- Michael Slobodian in 1975
- Location: Brampton, Ontario, Canada
- Date: May 28, 1975; 51 years ago 11:35 a.m. (EDT)
- Target: Margaret Wright, Ross Bronson
- Attack type: School shooting; murder-suicide; mass shooting;
- Weapons: Marlin Model 444 .444-calibre lever-action rifle; Ruger 10/22 Sporter .22-calibre semi-automatic rifle;
- Deaths: 3 (including the perpetrator)
- Injured: 13
- Perpetrator: Michael Peter Slobodian
- Motive: Revenge against two teachers, as well as the school system

= Brampton Centennial Secondary School shooting =

School shooting

On May 28, 1975, a school shooting occurred at Brampton Centennial Secondary School in Brampton, Ontario, Canada. The perpetrator, 16-year-old Michael Slobodian, a student at the school, shot and killed two people and injured 13 others before committing suicide.

==Shooting==
Michael Slobodian, a 16-year-old student at the school, had been skipping classes, prompting his teacher, Margaret Wright, to contact his parents. When Slobodian returned home during a mid-morning break, his mother confronted him about the absences. He subsequently wrote a note to his family stating: "I am going to eliminate certain people from this world. Those people are: Mrs. Wright, Mr. Bronson and any other sucker who gets in my way. I am then going to kill myself so as not to be imprisoned."

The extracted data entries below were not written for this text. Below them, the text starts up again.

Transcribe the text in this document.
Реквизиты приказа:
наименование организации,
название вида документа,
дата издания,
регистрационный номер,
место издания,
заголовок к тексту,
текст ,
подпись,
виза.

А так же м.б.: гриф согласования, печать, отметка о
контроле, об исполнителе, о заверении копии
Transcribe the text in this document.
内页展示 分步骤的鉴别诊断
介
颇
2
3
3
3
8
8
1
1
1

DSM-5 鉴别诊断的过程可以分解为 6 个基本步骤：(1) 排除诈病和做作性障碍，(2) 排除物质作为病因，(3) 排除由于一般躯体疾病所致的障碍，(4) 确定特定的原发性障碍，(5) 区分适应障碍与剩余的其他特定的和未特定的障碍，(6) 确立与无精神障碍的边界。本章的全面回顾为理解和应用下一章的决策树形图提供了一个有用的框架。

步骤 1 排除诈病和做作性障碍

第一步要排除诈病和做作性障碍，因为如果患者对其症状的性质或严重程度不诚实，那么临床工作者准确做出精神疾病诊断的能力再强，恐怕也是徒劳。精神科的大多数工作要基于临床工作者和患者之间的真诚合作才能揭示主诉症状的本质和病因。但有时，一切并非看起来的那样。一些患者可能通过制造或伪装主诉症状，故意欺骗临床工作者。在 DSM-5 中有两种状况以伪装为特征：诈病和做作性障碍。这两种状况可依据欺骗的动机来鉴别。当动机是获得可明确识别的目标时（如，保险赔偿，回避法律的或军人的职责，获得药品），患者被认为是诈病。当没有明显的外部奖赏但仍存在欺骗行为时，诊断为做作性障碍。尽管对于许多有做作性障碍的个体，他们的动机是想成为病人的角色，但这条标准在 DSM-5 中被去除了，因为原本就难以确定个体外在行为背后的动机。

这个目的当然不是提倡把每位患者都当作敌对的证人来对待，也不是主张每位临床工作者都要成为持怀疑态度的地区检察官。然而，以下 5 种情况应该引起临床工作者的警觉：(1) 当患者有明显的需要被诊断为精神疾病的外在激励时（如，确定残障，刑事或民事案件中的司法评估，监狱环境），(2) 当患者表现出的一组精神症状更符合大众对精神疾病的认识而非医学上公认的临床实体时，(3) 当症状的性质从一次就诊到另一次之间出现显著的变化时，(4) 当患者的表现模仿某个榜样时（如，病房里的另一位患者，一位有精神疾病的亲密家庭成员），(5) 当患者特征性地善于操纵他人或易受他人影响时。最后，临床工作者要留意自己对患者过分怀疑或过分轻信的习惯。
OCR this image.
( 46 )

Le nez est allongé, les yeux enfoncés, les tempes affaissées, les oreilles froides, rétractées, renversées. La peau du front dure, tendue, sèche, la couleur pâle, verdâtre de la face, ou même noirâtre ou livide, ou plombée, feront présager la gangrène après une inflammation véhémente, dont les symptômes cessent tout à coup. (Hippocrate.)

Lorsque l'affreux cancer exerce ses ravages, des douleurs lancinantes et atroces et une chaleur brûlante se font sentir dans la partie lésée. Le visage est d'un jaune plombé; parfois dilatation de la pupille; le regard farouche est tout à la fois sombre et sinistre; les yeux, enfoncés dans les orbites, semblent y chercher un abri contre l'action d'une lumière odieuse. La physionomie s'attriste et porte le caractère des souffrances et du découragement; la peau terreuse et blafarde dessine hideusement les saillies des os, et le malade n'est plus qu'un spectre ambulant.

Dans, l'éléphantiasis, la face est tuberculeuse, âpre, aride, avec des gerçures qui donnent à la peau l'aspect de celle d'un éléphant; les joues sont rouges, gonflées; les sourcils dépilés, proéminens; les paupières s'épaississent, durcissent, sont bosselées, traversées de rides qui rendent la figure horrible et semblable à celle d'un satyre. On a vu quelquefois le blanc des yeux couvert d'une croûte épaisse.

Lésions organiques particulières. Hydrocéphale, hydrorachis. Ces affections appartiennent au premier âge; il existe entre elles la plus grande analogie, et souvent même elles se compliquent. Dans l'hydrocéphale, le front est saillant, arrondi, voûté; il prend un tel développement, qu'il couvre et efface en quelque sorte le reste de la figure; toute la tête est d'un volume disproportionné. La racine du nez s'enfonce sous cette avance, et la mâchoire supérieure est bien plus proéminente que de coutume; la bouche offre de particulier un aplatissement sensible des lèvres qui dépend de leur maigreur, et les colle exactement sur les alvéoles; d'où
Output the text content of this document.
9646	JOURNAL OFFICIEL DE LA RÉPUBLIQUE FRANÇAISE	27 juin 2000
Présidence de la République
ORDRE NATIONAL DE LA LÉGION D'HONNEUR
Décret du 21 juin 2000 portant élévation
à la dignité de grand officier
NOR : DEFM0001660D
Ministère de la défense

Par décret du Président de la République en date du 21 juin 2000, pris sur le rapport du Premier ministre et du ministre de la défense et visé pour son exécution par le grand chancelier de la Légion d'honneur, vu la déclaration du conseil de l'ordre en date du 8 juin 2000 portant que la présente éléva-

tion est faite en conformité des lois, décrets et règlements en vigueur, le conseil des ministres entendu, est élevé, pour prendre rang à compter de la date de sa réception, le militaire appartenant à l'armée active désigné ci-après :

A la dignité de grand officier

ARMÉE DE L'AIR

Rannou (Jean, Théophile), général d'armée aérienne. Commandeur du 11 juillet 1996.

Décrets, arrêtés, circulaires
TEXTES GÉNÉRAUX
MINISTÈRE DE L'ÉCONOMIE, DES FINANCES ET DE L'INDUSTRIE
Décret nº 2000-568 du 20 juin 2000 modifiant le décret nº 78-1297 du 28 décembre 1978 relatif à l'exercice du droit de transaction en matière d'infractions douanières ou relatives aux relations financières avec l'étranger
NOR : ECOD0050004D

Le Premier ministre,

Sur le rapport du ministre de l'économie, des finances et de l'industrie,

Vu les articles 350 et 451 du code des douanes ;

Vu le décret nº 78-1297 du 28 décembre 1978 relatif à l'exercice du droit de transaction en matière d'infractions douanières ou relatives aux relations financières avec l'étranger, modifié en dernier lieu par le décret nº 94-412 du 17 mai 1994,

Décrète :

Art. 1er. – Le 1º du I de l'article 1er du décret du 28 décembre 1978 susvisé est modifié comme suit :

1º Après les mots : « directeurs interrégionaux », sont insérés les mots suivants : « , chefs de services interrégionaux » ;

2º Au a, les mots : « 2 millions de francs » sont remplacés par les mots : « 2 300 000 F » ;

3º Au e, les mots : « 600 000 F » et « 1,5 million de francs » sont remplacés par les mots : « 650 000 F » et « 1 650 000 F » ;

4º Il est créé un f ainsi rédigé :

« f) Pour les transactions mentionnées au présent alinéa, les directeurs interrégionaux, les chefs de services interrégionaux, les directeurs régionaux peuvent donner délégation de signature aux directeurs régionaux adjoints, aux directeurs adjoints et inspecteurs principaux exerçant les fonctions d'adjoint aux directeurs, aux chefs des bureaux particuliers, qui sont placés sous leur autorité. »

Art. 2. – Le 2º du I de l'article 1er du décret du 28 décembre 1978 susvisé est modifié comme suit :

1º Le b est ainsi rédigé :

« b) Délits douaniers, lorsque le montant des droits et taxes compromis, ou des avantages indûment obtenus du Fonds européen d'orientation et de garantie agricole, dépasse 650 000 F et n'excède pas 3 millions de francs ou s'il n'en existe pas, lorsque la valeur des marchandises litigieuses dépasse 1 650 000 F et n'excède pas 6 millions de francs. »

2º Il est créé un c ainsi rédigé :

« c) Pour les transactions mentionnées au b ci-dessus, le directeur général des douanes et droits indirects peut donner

Slobodian returned to school with two rifles in a guitar case. He also carried 70 rounds (50 .22 rounds + 20 .444 rounds) of ammunition to the school. He moved to a washroom on the ground floor of the school. In the washroom, he entered a toilet cubicle to prepare his weapons while leaving the cubicle's door open. As Slobodian was preparing the rifles, John Slinger and another student walked in on him and noticed the guns. Slobodian shouted to them: "Get out of here. I don't want to shoot you". As the two students turned away from Slobodian, he opened fire on them with his .22-calibre Ruger semi-automatic rifle. He fired seven times, killing Slinger and wounding two other students. Slobodian stepped out of the washroom and fired a single shot from the .22 rifle towards a classroom, wounding two students.

Slobodian then switched to his Marlin .444 rifle and fired at a different classroom twice, wounding two students. Slobodian walked northbound towards an east/west intersection in the hallway. At the intersection, Slobodian fired a shot west, injuring four students with shrapnel. He then fired a shot east, grazing a student.

He proceeded to an art classroom, killed Wright and wounded two more students with two shots. Witnesses in the art classroom described Slobodian stopping at the doorway and putting down the Ruger rifle. Wright, recognizing the shooter, stated: "Mike" before Slobodian raised the Marlin rifle in response. Wright tried to run away but was shot in the back, with the bullet exiting her chest and hitting another student.

After shooting up the art classroom, Slobodian returned to the hallway and killed himself with an upwards shot through the chin. He died adjacent to the art classroom. In addition to the three dead (including himself), Slobodian had wounded 13 others. It was determined that Slobodian fired eight shots from the .22-calibre Ruger rifle and seven shots, including the suicide shot, from the .444-calibre Marlin rifle.

Witnesses of the shooting included students Cathy and Nancy Davis, the daughters of then Ontario Premier William Davis. Another witness was Scott Thompson, of the Kids in the Hall, who was in the same English class with Slobodian that was taught by Wright. Thompson has stated that the 24-year-old Wright, who was six months pregnant, had been his favourite teacher and the first person to encourage his writing talents.